- Born: Julius Aleksanteri Tomminpoika Kivimäki 22 August 1997 (age 28) Espoo, Finland
- Other names: zeekill, ryan, Ryan, RyanC, Ryan Cleary
- Occupation: Hacker
- Criminal status: Convicted, released on appeal
- Convictions: Aggravated data breach, extortion, privacy violations

= Aleksanteri Kivimäki =

Finnish cybercriminal

Aleksanteri Tomminpoika Kivimäki (formerly Julius Aleksanteri Tomminpoika Kivimäki; born 22 August 1997), known online as zeekill, is a Finnish hacker and cybercriminal. In 2024, he was convicted for one of Finland's largest cybercrimes, the Vastaamo data breach. He first gained attention as a teenager, when he was linked to the hacking collective Lizard Squad and convicted in 2015 on over 50,000 counts for computer intrusions.

Kivimäki hacked into Vastaamo's database in 2018, gaining access to the treatment records of about 33,000 patients. In 2020, he demanded ransom payments from both the company and individual patients, leading to charges of over 21,000 counts of attempted aggravated extortion, nearly 9,600 counts of aggravated invasion of privacy, and 20 counts of aggravated blackmail. He was arrested in February 2023 in France under a false identity and extradited to Finland. In April 2024, the Western Uusimaa District Court sentenced him to six years and three months in prison. He announced plans to appeal.

In September 2025, the Court of Appeal released Kivimäki from prison despite upholding his conviction.

A four-episode Max Original documentary series about Kivimäki, Most Wanted: Teen Hacker, premièred on HBO Max on September 5, 2025.

== Crimes ==
=== Swatting ===
In 2014, he made false emergency calls (swatting) targeting three American families, prompting police units to be dispatched to their homes. In the calls, he claimed there were situations involving hostages, shootings, or explosives. One of the targets was the close relatives of the FBI agent who had investigated Kivimäki.

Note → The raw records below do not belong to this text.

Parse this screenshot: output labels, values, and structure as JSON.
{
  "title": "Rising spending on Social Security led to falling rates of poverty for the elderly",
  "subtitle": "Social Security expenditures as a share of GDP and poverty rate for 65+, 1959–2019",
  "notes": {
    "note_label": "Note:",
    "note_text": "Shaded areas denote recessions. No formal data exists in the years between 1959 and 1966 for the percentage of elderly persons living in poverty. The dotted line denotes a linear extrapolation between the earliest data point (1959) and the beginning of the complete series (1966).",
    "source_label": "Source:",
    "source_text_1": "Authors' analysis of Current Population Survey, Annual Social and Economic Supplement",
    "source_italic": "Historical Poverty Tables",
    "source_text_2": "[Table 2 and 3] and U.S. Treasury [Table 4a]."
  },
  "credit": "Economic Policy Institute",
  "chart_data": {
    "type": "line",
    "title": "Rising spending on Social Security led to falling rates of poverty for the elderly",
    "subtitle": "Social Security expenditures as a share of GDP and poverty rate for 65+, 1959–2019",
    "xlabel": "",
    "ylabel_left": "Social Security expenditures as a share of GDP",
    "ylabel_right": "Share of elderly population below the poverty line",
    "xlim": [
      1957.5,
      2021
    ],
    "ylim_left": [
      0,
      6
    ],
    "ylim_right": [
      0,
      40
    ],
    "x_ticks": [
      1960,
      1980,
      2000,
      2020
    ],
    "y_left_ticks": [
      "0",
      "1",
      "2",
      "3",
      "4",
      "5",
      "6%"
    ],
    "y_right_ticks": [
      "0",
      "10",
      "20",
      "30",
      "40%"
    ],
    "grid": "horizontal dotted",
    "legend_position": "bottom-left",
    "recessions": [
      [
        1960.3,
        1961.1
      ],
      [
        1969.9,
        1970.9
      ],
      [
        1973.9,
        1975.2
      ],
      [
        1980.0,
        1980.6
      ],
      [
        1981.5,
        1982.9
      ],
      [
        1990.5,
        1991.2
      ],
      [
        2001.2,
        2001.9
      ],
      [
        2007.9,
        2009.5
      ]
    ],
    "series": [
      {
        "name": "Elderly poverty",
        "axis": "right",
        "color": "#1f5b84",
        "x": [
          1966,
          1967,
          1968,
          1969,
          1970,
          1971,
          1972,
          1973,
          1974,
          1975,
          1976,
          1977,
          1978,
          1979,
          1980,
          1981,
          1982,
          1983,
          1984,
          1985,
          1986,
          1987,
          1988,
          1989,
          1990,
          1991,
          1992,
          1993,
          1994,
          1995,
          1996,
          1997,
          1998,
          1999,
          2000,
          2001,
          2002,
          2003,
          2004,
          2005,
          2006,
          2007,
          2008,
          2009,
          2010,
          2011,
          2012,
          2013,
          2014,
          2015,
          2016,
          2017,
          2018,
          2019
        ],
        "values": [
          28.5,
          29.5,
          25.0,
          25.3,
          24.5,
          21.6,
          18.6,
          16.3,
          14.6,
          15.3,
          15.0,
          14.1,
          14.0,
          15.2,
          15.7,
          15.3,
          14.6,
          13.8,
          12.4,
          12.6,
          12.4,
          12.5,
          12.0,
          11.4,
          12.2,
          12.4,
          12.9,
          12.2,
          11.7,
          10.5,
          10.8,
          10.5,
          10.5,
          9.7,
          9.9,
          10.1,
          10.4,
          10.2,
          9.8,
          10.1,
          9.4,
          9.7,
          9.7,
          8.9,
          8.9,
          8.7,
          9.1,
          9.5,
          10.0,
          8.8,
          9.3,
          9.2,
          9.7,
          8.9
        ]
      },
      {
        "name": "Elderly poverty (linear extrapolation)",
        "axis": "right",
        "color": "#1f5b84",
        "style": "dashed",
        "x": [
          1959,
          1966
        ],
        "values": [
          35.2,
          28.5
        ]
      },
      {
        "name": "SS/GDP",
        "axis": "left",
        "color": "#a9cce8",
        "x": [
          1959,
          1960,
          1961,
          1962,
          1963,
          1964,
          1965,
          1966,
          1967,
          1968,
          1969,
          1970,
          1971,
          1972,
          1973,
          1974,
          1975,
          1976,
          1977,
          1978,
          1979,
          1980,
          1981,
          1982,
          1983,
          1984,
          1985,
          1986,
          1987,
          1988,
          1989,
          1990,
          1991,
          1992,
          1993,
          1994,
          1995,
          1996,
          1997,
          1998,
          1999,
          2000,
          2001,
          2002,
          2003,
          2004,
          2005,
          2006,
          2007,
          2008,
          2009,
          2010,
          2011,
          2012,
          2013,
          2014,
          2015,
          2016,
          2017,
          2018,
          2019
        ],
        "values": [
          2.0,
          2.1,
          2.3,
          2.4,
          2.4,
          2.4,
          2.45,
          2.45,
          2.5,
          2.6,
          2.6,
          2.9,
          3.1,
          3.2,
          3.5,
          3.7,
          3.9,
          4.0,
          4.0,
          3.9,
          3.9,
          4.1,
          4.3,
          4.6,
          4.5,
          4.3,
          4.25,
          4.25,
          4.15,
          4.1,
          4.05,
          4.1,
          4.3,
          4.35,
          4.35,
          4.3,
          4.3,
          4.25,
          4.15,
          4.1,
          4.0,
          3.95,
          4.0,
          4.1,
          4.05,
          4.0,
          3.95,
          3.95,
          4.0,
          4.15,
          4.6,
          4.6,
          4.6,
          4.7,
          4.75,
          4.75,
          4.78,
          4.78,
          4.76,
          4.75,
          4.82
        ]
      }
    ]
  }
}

=== American Airlines flight ===
On 24 August 2014, Kivimäki managed to create a fictitious security threat on an American Airlines flight from Dallas to San Diego. He posed as a passenger on the plane using the real personal information of the passenger in question. The airline and U.S. authorities took the claim seriously: the plane was diverted to Phoenix airport, and the U.S. Air Force dispatched two fighter jets to secure the flight.

=== Lizard Squad ===

During his mid‑teens, Kivimäki, under the online aliases "zeekill" and "ryan", was a member of the hacking group Lizard Squad, which became famous for high‑profile DDoS attacks on gaming services such as PlayStation Network and Xbox Live during Christmas 2014. He participated in media interviews boasting about the group's exploits, but he was not jailed at the time, in part due to his age.

=== Hack the Planet ===
Prior to or concurrent with his Lizard Squad activities, he was also connected with another cybercriminal group known as HTP (Hack the Planet). In 2015, Finnish authorities charged him with operating a botnet attributed to HTP, comprising over 50,000 compromised computers. In July 2015, he pleaded guilty to 50,700 counts of aggravated computer break‑ins and related offences, receiving a suspended two‑year sentence as a minor.

=== Vastaamo data breach ===

In 2018, Kivimäki hacked into the databases of Vastaamo, a major private psychotherapy clinic in Finland, stealing therapy session notes from roughly 33,000 patients. When the company refused his ransom demand (approximately €370,000 in bitcoin) in 2020, he individually extorted patients, demanding €200–500 each to prevent publication of their records.

When authorities identified Kivimäki as the one responsible for the breach, his whereabouts were unknown, and an Interpol Red Notice was issued in October 2022. In February 2023, he was arrested in Paris, France, when police were responding to a domestic disturbance call and found he was using forged identity documents and living under a fake name. Kivimäki had lived a luxurious life in Saint-Tropez, in southern France, and he had a permanent residence in London, England, when he was arrested. He was then extradited to Finland for trial where, in 2024, he was found guilty and sentenced to six years and three months in prison. During the interrogations, Kivimäki said that he had also spent time in Kyiv, Ukraine, the United Arab Emirates, and Barcelona, Spain, prior to his arrest.

In September 2025 Kivimäki was released from custody by the Helsinki court of Appeal. The court cited the long time he spent in pretrial detention as the grounds for his release.